Los trabajadores se sienten frustrados, estresados, sobrepasados y, en algunos casos, amenazados por los menores más problemáticos. “El problema es que somos apenas dos personas para gestionar a 60 niños”, reclama un trabajador de un centro en el sur de Gran Canaria. El educador, que pide anonimato para no perder su trabajo, atiende la llamada de EL PAÍS a las nueve de la mañana, tras acabar un turno de fin de semana de 38 horas. “Ha sido un fin de semana muy duro”, relata. “Tenemos un furgón para llevarlos de excursión, pero han tenido que caminar más de una hora ida y vuelta porque no podemos llevarlos y dejar el centro desatendido. Incluso se produjo un altercado entre dos chavales por un jersey y tuvimos que llamar a la policía, porque no damos abasto”, explica. Y sentencia: “Entiendo perfectamente lo que se ha contado sobre un centro de Lanzarote. Aquí estamos igual. Si viene una inspección, nos cierran”.

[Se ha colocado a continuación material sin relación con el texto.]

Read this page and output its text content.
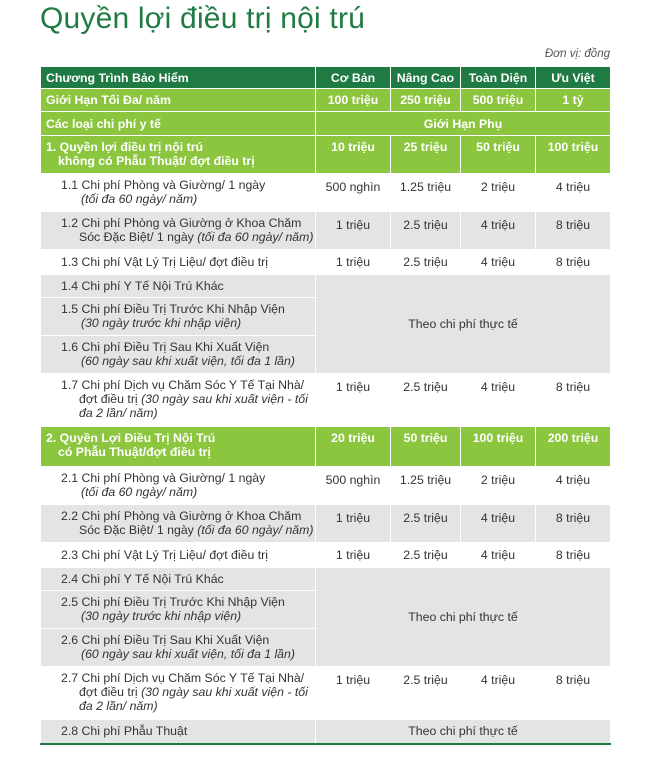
Quyền lợi điều trị nội trú
Đơn vị: đồng
Chương Trình Bảo Hiểm	Cơ Bản	Nâng Cao	Toàn Diện	Ưu Việt
Giới Hạn Tối Đa/ năm	100 triệu	250 triệu	500 triệu	1 tỷ
Các loại chi phí y tế	Giới Hạn Phụ			

1. Quyền lợi điều trị nội trú
không có Phẫu Thuật/ đợt điều trị	10 triệu	25 triệu	50 triệu	100 triệu

1.1 Chi phí Phòng và Giường/ 1 ngày
(tối đa 60 ngày/ năm)	500 nghìn	1.25 triệu	2 triệu	4 triệu

1.2 Chi phí Phòng và Giường ở Khoa Chăm
Sóc Đặc Biệt/ 1 ngày (tối đa 60 ngày/ năm)	1 triệu	2.5 triệu	4 triệu	8 triệu

1.3 Chi phí Vật Lý Trị Liệu/ đợt điều trị	1 triệu	2.5 triệu	4 triệu	8 triệu

1.4 Chi phí Y Tế Nội Trú Khác	Theo chi phí thực tế			

1.5 Chi phí Điều Trị Trước Khi Nhập Viện
(30 ngày trước khi nhập viện)				

1.6 Chi phí Điều Trị Sau Khi Xuất Viện
(60 ngày sau khi xuất viện, tối đa 1 lần)				

1.7 Chi phí Dịch vụ Chăm Sóc Y Tế Tại Nhà/
đợt điều trị (30 ngày sau khi xuất viện - tối
đa 2 lần/ năm)	1 triệu	2.5 triệu	4 triệu	8 triệu

2. Quyền Lợi Điều Trị Nội Trú
có Phẫu Thuật/đợt điều trị	20 triệu	50 triệu	100 triệu	200 triệu

2.1 Chi phí Phòng và Giường/ 1 ngày
(tối đa 60 ngày/ năm)	500 nghìn	1.25 triệu	2 triệu	4 triệu

2.2 Chi phí Phòng và Giường ở Khoa Chăm
Sóc Đặc Biệt/ 1 ngày (tối đa 60 ngày/ năm)	1 triệu	2.5 triệu	4 triệu	8 triệu

2.3 Chi phí Vật Lý Trị Liệu/ đợt điều trị	1 triệu	2.5 triệu	4 triệu	8 triệu

2.4 Chi phí Y Tế Nội Trú Khác	Theo chi phí thực tế			

2.5 Chi phí Điều Trị Trước Khi Nhập Viện
(30 ngày trước khi nhập viện)				

2.6 Chi phí Điều Trị Sau Khi Xuất Viện
(60 ngày sau khi xuất viện, tối đa 1 lần)				

2.7 Chi phí Dịch vụ Chăm Sóc Y Tế Tại Nhà/
đợt điều trị (30 ngày sau khi xuất viện - tối
đa 2 lần/ năm)	1 triệu	2.5 triệu	4 triệu	8 triệu

2.8 Chi phí Phẫu Thuật	Theo chi phí thực tế			
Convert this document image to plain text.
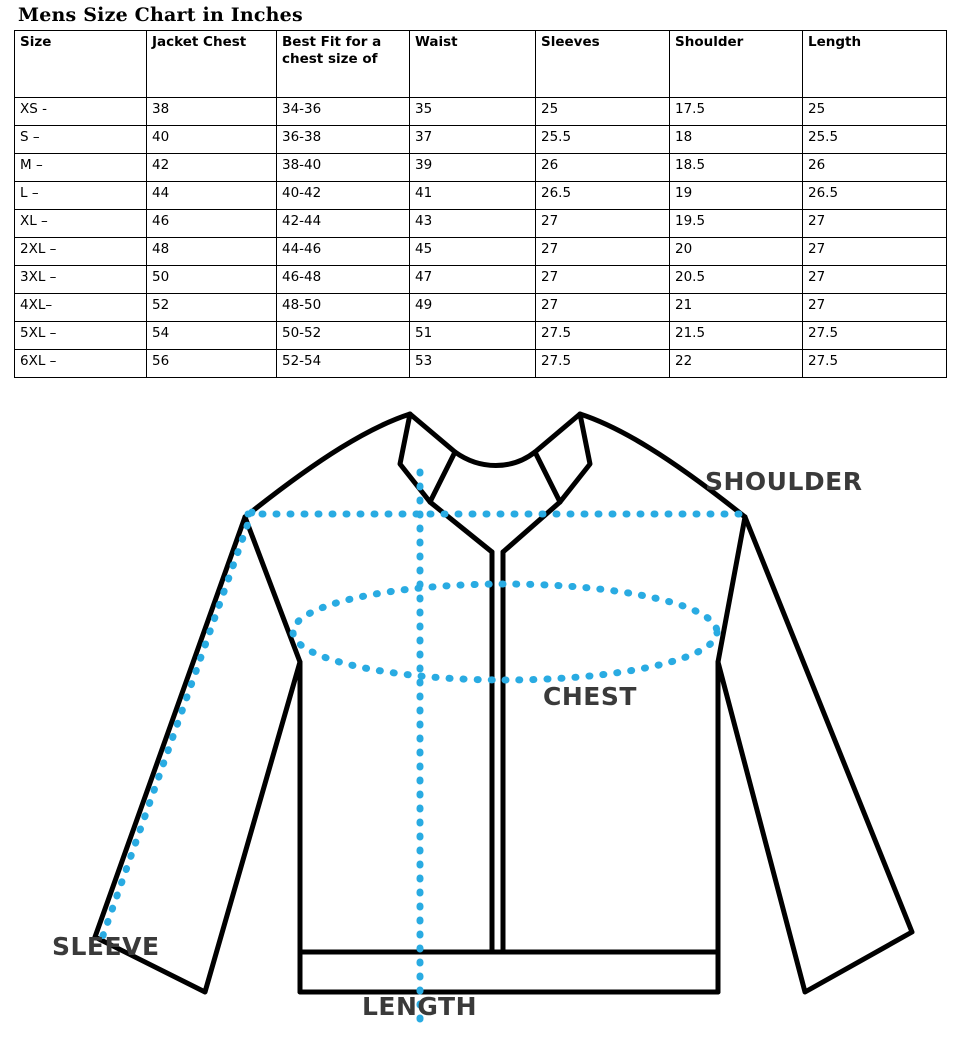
Mens Size Chart in Inches
Size	Jacket Chest	Best Fit for a chest size of	Waist	Sleeves	Shoulder	Length
XS -	38	34-36	35	25	17.5	25
S –	40	36-38	37	25.5	18	25.5
M –	42	38-40	39	26	18.5	26
L –	44	40-42	41	26.5	19	26.5
XL –	46	42-44	43	27	19.5	27
2XL –	48	44-46	45	27	20	27
3XL –	50	46-48	47	27	20.5	27
4XL–	52	48-50	49	27	21	27
5XL –	54	50-52	51	27.5	21.5	27.5
6XL –	56	52-54	53	27.5	22	27.5
SHOULDER
CHEST
SLEEVE
LENGTH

Los recursos económicos tampoco alcanzan. El Gobierno de Canarias solo ha recibido 50 millones de euros del Estado, cuando necesitan 90 para acabar 2024. Gasta 13,5 millones de euros mensuales, a razón de 90 por día y menor, que entrega a entidades que se ocupan de la acogida.
Varios fiscales consultados por este periódico destacan que, a pesar de la sobreocupación, hay menos incidentes de lo que cabría esperar. “Hay centros que trabajan muy bien”, señalan. “El problema es mantener tanto tiempo espacios que se abrieron para la emergencia. Es en esos centros donde se ven más incidencias”, explican.
Por segundo día consecutivo, EL PAÍS vuelve a encontrarse con Sam. Está de nuevo en la calle, tumbado al sol. Se le ve de peor humor. “Harto”, dice. Su amigo Abdou (nombre ficticio), que siempre va con él, tampoco ayuda a levantar el ánimo. “No puedo más”, explica.
Abdou es otro ejemplo del fallo del sistema porque, según el documento que enseña, es un hombre de 30 años. Abdou, de brazos enormes y perilla, dice estar casado y muestra en su móvil la foto de sus dos hijos, de cinco y seis años. Cuenta también que era camionero en Senegal. Está lejos de ser un niño y pone de manifiesto que la convivencia entre menores y adultos lleva años siendo una constante —en 2022 se dio un caso de un señor de 46 años atrapado en un centro de menores de El Hierro durante meses— y no termina de resolverse. “Yo dije que era mayor de edad cuando llegué, pero no me creyeron”, reclama. Abdou necesita los resultados de sus pruebas de edad y la mediación de las autoridades para lograr su ingreso en un centro de mayores. Pero lleva meses esperando a que eso ocurra. “Yo solo quiero que me saquen de aquí. Estoy atrapado”.